Un fuerte carisma y poder de oratoria

Timoshenko puso las cartas sobre la mesa al declarar desde un principio que su rival en las elecciones sería Yanukóvich y asegurar que Yúschenko ha agotado todo su crédito político y ha traicionado la Revolución Naranja.

No lo tendrá fácil, ya que muchos ucranianos le acusan de incumplir sus promesas y de ser la responsable directa del agujero negro en el que se encuentra la economía nacional, que se contrajo entre un 10 y 20 por ciento en 2009.

Fiel a su estilo, Timoshenko ha decidido contraatacar centrando sus diatribas en los grandes monopolios del Este del país, el granero electoral de Yanukóvich, a los que acusó de explotar al pueblo durante la crisis.

La primera ministra mantiene que la prioridad de Ucrania es la integración europea, pero ha sabido nadar y guardar la ropa al ignorar intencionadamente el polémico asunto del ingreso en la OTAN, al que se opone la mayoría de la población.
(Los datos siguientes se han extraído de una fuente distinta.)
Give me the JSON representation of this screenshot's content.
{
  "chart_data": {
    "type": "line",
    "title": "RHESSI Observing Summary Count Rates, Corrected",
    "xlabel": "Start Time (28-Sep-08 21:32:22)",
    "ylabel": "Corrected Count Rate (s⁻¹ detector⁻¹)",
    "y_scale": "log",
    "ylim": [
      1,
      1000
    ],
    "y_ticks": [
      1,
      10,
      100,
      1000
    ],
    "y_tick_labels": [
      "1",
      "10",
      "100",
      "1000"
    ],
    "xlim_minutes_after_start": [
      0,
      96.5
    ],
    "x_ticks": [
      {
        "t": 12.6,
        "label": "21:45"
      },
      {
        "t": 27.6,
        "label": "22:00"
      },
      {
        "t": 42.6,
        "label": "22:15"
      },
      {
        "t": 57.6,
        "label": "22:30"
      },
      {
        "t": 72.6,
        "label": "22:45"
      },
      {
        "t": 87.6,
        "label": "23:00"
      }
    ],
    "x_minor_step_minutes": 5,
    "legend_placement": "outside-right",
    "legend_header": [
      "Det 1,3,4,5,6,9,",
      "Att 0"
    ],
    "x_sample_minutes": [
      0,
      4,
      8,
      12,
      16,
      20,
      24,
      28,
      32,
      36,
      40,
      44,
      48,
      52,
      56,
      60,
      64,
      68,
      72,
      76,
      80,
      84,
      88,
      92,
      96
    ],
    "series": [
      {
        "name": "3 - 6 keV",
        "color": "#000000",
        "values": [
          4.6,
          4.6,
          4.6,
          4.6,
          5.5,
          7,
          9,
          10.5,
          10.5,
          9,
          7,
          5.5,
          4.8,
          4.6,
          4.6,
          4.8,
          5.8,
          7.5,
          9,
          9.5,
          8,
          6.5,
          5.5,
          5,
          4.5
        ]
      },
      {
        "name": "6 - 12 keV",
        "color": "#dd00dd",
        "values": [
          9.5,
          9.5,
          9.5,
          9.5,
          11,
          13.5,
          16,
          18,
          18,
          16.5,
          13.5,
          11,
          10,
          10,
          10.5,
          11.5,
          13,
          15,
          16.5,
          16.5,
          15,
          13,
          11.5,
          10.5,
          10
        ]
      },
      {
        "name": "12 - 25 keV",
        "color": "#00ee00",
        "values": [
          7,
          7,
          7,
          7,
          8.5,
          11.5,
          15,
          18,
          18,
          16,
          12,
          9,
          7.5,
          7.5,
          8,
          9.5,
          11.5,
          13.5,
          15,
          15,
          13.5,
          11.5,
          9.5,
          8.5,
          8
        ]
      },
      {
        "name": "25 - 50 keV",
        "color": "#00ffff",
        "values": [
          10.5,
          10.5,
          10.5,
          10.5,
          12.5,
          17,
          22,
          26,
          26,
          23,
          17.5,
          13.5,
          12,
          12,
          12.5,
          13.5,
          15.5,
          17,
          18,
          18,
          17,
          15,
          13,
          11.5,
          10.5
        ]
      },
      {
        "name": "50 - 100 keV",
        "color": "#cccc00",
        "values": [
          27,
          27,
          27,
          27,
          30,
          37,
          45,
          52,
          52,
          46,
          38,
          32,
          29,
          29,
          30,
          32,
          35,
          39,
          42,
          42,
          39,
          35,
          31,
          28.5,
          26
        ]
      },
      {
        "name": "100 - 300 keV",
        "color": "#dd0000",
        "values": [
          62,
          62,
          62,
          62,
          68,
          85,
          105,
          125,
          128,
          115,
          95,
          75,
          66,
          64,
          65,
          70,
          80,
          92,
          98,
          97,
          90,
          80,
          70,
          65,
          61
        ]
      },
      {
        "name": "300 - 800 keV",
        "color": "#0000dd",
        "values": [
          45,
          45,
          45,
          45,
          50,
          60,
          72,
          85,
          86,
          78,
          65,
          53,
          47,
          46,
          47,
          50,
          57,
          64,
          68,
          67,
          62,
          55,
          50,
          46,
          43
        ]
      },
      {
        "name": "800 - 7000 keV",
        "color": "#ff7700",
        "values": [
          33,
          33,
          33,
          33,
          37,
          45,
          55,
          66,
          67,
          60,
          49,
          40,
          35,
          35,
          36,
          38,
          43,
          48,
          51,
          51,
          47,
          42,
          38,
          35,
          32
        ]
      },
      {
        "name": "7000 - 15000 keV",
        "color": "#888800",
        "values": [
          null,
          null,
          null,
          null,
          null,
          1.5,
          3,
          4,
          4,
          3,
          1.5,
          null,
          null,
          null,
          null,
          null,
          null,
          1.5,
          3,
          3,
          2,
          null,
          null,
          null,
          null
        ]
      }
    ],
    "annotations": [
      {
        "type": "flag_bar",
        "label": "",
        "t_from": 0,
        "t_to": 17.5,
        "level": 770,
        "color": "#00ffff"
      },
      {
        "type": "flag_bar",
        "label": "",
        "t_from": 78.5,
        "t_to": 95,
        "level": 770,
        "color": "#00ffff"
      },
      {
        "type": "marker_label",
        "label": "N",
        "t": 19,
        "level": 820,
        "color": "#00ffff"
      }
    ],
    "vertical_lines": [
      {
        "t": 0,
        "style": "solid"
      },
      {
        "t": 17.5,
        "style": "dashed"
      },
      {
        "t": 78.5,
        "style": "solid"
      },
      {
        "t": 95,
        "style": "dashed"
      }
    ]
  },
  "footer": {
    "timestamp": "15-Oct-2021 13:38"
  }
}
Además, en un equilibro aparentemente imposible, selló con Putin acuerdos sobre tarifas de suministro y tránsito de gas, que le han valido toda clase de elogios en Moscú y Bruselas.

La primera ministra, consciente de su extraordinaria capacidad de oratoria, desafió a Yanukóvich a un debate electoral para poner en evidencia el escaso carisma de su oponente, pero éste rechazó la invitación.

Según las encuestas, Timoshenko contaría con más del 20 por ciento de la intención de voto, diez puntos menos que Yanukóvich, pero la carismática primera ministra guarda un as en la manga.

Yanukóvich tiene casi imposible salir elegido el domingo, por lo que Timoshenko apelará al voto del miedo en la segunda vuelta, con lo que espera aglutinar los apoyos liberales y pro-occidentales para convertirse en la primera presidenta ucraniana.